It is difficult to understand monetary policy on a good day. Most of us don’t. But we get a glimpse of insight when we, say, refinance our home and discover that thirty-year mortgage rates are below 4.0%. Suddenly we realize our monthly payment is going to be much cheaper than it used to be. We might even be able to afford a bigger house with a bigger mortgage. For most of us with finite budgets, it is all about the cash flow.
Not so for the federal government or the Federal Reserve Bank (Fed). They create cash flow.
You may have read that the Fed is buying approximately $80B in Treasuries and mortgage-backed securities each month. This is referred to as QE (quantitative easing) 1,2,3 etc. QE has been aggressively implemented by the Fed since 2008 and these purchases have grown the Fed’s balance sheet from $1 trillion in 08 to close to $3 trillion today. But here is the important part for investors and taxpayers.
The federal government (think Washington D.C.) is borrowing money from individuals, foreign governments and corporations when it issues Treasury bills, bonds and notes. If you own a treasury bond or treasury bond fund you are lending your money to the federal government. But lately the appetite for U.S. treasuries–particularly among foreign governments has declined. Here is where the Fed comes in.
Since each of the twelve Reserve Banks (that comprise the Fed) is authorized by the Federal Reserve Act to issue currency, when the U.S. government issues an excess of treasuries (borrowing), the Fed is able to print money to buy up the excess treasuries the public doesn’t purchase. To the tune of almost $1trillion per year since 2008. Currently the Fed is buying about 57% of the treasuries issued because the demand for U.S. government debt has declined just as our government’s spending has ramped up.

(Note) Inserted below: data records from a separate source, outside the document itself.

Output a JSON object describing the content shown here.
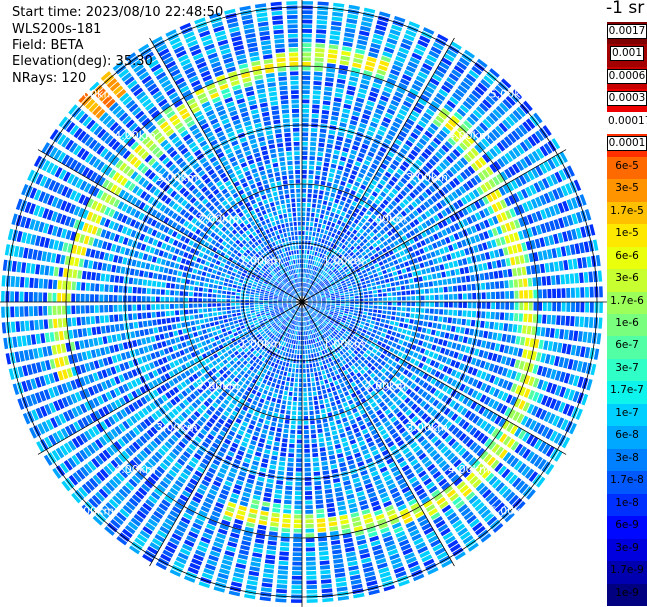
{
  "header": {
    "start_time": "Start time: 2023/08/10 22:48:50",
    "instrument": "WLS200s-181",
    "field": "Field: BETA",
    "elevation": "Elevation(deg): 35.30",
    "nrays": "NRays: 120"
  },
  "colorbar": {
    "unit_label": "-1 sr",
    "levels": [
      {
        "label": "0.0017",
        "color": "#7f0000",
        "boxed": true
      },
      {
        "label": "0.001",
        "color": "#a30000",
        "boxed": true
      },
      {
        "label": "0.0006",
        "color": "#c80000",
        "boxed": true
      },
      {
        "label": "0.0003",
        "color": "#ee0000",
        "boxed": true
      },
      {
        "label": "0.00017",
        "color": "#ffffff",
        "boxed": false
      },
      {
        "label": "0.0001",
        "color": "#ff3000",
        "boxed": true
      },
      {
        "label": "6e-5",
        "color": "#ff6a00",
        "boxed": false
      },
      {
        "label": "3e-5",
        "color": "#ff9400",
        "boxed": false
      },
      {
        "label": "1.7e-5",
        "color": "#ffc000",
        "boxed": false
      },
      {
        "label": "1e-5",
        "color": "#ffe800",
        "boxed": false
      },
      {
        "label": "6e-6",
        "color": "#eaff0c",
        "boxed": false
      },
      {
        "label": "3e-6",
        "color": "#c7ff30",
        "boxed": false
      },
      {
        "label": "1.7e-6",
        "color": "#9dff5a",
        "boxed": false
      },
      {
        "label": "1e-6",
        "color": "#79ff7d",
        "boxed": false
      },
      {
        "label": "6e-7",
        "color": "#53ffa4",
        "boxed": false
      },
      {
        "label": "3e-7",
        "color": "#30ffc7",
        "boxed": false
      },
      {
        "label": "1.7e-7",
        "color": "#0cf4eb",
        "boxed": false
      },
      {
        "label": "1e-7",
        "color": "#00d0ff",
        "boxed": false
      },
      {
        "label": "6e-8",
        "color": "#00a8ff",
        "boxed": false
      },
      {
        "label": "3e-8",
        "color": "#0080ff",
        "boxed": false
      },
      {
        "label": "1.7e-8",
        "color": "#0058ff",
        "boxed": false
      },
      {
        "label": "1e-8",
        "color": "#0030ff",
        "boxed": false
      },
      {
        "label": "6e-9",
        "color": "#0008ff",
        "boxed": false
      },
      {
        "label": "3e-9",
        "color": "#0000df",
        "boxed": false
      },
      {
        "label": "1.7e-9",
        "color": "#0000b0",
        "boxed": false
      },
      {
        "label": "1e-9",
        "color": "#000080",
        "boxed": false
      }
    ]
  },
  "chart_data": {
    "type": "heatmap",
    "projection": "polar PPI",
    "nrays": 120,
    "range_rings_km": [
      1,
      2,
      3,
      4,
      5
    ],
    "ring_label_suffix": "km",
    "ring_label_digits": 2,
    "max_range_km": 5.1,
    "spokes_deg_step": 30,
    "colorscale": "jet",
    "value_range": [
      1e-09,
      0.0017
    ],
    "features": [
      {
        "name": "aerosol-layer-ring",
        "range_km": 3.9,
        "level_index": 11,
        "note": "green-yellow annulus"
      },
      {
        "name": "hot-spot",
        "azimuth_deg": 315,
        "range_km": 4.9,
        "level_index": 6
      }
    ]
  }
}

In the real world the transaction might look something like this: You want to buy a new car. But you can’t afford the car and you don’t have the money. So, you decide to lend yourself money with money you don’t have to make the purchase. You write yourself a check from an account with insufficient funds (in other words you print your own money–kind of), deposit the check in another account, run down to the car dealership and pay for the car out of the account with the kited funds.You go to jail.
But for the government it is completely legal.
So why do we care about this? Two reasons. The first is that while I am a long-term bull on the U.S. equity market, in the short-term, much of the appreciation in stocks which began in 2009 has been fueled by QE. By keeping interest rates so low the Fed is encouraging investors to turn to the stock market for higher returns. The second reason is that flooding the economy with currency to fund unchecked government spending (recall that the Senate hadn’t passed a budget for the previous four years until a few weeks ago) can lead to inflation and very slow growth in the real economy.
So don’t get caught up in the short-term, day-trading hype propagated by the financial media. Stay the course. Buy great companies for the long-term. Over a reasonable period of time the stock market averages approximately 9% per year even when all the bear markets are included. But, buy quality. Oh, and use real money to fund your purchase.
Clear and concise, a nice summary of how the process works.